On Thu, 12 Oct 2006 17:35:28 GMT, "Steve Foley"
wrote:

"Mxsmanic" wrote in message
.. .
Steve Foley writes:

Basic arithmetic is beyond you too?

1 + 1 = 2.

If the probability of any single engine failing is p, then the
probability of either of two engines failing is 1-(1-p)^2.


BZZZZZZZZZZZZTTT Wrong again...

Let's assume that the probability of an engine failure is an
astronomically high 0.1% or p=0.001. That means that the probability
of the engine not failing is p = 1 - 0.001 = 0.999.
There are 4 possibilities in the sample space, assuming that the
engine failures are independent, which they sometimes are not:

1. no engine fails. p = 0.999 * 0.999 = 0.998001
2. right engine fails p = 0.999 * 0.001 = 0.000999
3. left engine fails p = 0.001 * 0.999 = 0.000999
4. both engines fail p = 0.001 * 0.001 = 0.000001

Adding all these probabilities gives us a total of 1, showing that the
math is correct.

Adding all the probabilities of any kind of engine failure gives us
0.000999 + 0.000999 + 0.000001 = 0.001999

If the probability of engine failure in a single engine aircraft
remains 0.001, then 0.001999 / 0.001 = 1.999, or pretty darn close to
two. Twice the probability of a failure.

However, the case that we're most interested in is the probability of
both engines failing. The probability of that happening is 0.000001,
one thousandth the probability of total power failure in a single.

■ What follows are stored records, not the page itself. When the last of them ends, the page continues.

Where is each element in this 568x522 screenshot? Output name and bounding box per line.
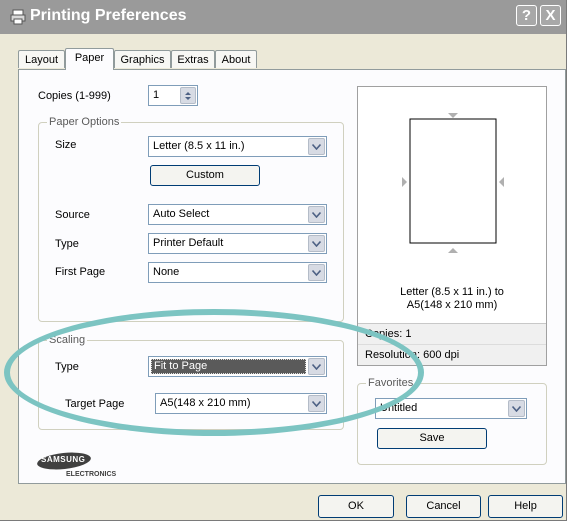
chevron-down-icon[interactable]	[508, 400, 525, 417]
preview-resolution: Resolution: 600 dpi	[365, 349, 460, 361]
preview-divider	[358, 344, 546, 345]
bottom-margin-arrow-icon	[448, 248, 458, 253]
size-label: Size	[55, 139, 77, 151]
chevron-down-icon[interactable]	[308, 395, 325, 412]
preview-copies: Copies: 1	[365, 328, 412, 340]
help-button[interactable]: Help	[488, 495, 563, 518]
paper-type-dropdown[interactable]: Printer Default	[148, 233, 327, 254]
samsung-sub-text: ELECTRONICS	[66, 471, 117, 478]
scaling-title: Scaling	[47, 334, 88, 346]
scaling-type-value: Fit to Page	[154, 360, 208, 372]
copies-value: 1	[153, 89, 160, 101]
tab-graphics[interactable]: Graphics	[114, 50, 171, 68]
chevron-down-icon[interactable]	[308, 138, 325, 155]
target-page-value: A5(148 x 210 mm)	[160, 397, 251, 409]
tab-extras[interactable]: Extras	[171, 50, 215, 68]
source-dropdown[interactable]: Auto Select	[148, 204, 327, 225]
left-margin-arrow-icon	[402, 177, 407, 187]
paper-preview-panel: Letter (8.5 x 11 in.) to A5(148 x 210 mm…	[357, 86, 547, 366]
tab-paper[interactable]: Paper	[65, 48, 114, 70]
tab-about[interactable]: About	[215, 50, 257, 68]
copies-label: Copies (1-999)	[38, 90, 111, 102]
window-title: Printing Preferences	[30, 7, 187, 24]
paper-options-title: Paper Options	[47, 116, 122, 128]
save-button[interactable]: Save	[377, 428, 487, 449]
preview-divider	[358, 323, 546, 324]
favorites-value: Untitled	[380, 402, 418, 414]
source-label: Source	[55, 209, 90, 221]
chevron-down-icon[interactable]	[308, 206, 325, 223]
chevron-down-icon[interactable]	[308, 358, 325, 375]
source-value: Auto Select	[153, 208, 210, 220]
paper-type-label: Type	[55, 238, 79, 250]
printing-preferences-window: Printing Preferences ? X Layout Paper Gr…	[0, 0, 567, 521]
target-page-label: Target Page	[65, 398, 125, 410]
right-margin-arrow-icon	[499, 177, 504, 187]
custom-button[interactable]: Custom	[150, 165, 260, 186]
title-bar[interactable]: Printing Preferences ? X	[0, 0, 566, 34]
chevron-down-icon[interactable]	[308, 235, 325, 252]
first-page-dropdown[interactable]: None	[148, 262, 327, 283]
favorites-group: Favorites	[357, 377, 547, 465]
size-value: Letter (8.5 x 11 in.)	[153, 140, 245, 152]
favorites-title: Favorites	[366, 377, 416, 389]
paper-type-value: Printer Default	[153, 237, 224, 249]
printer-icon	[10, 9, 26, 25]
first-page-label: First Page	[55, 266, 106, 278]
help-title-button[interactable]: ?	[516, 5, 537, 26]
cancel-button[interactable]: Cancel	[406, 495, 481, 518]
tab-layout[interactable]: Layout	[18, 50, 65, 68]
preview-caption-line1: Letter (8.5 x 11 in.) to	[400, 286, 504, 298]
ok-button[interactable]: OK	[318, 495, 394, 518]
target-page-dropdown[interactable]: A5(148 x 210 mm)	[155, 393, 327, 414]
copies-spinner[interactable]: 1	[148, 85, 198, 106]
scaling-type-dropdown[interactable]: Fit to Page	[148, 356, 327, 377]
top-margin-arrow-icon	[448, 113, 458, 118]
samsung-logo: SAMSUNG ELECTRONICS	[36, 452, 136, 484]
spinner-arrows-icon[interactable]	[180, 87, 196, 104]
chevron-down-icon[interactable]	[308, 264, 325, 281]
first-page-value: None	[153, 266, 180, 278]
scaling-group: Scaling	[38, 334, 344, 430]
favorites-dropdown[interactable]: Untitled	[375, 398, 527, 419]
preview-caption-line2: A5(148 x 210 mm)	[406, 299, 498, 311]
scaling-type-label: Type	[55, 361, 79, 373]
close-title-button[interactable]: X	[540, 5, 561, 26]
size-dropdown[interactable]: Letter (8.5 x 11 in.)	[148, 136, 327, 157]
samsung-brand-text: SAMSUNG	[41, 455, 86, 464]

What this means is that if you fly a twin, you have roughly twice the
chance that you're going to have to use your diligently honed
engine-out skills than if you were flying a single. It also means that
if your engine-out skills are up to par and you can successfully cope
with an engine emergency, you'll have only one thousandth the chance
of a forced landing due to power failure. That's what you're buying
with the extra cost, fuel, and training. That and more load capacity,
speed, and looking cooler than anyone else on the ramp.

RK Henry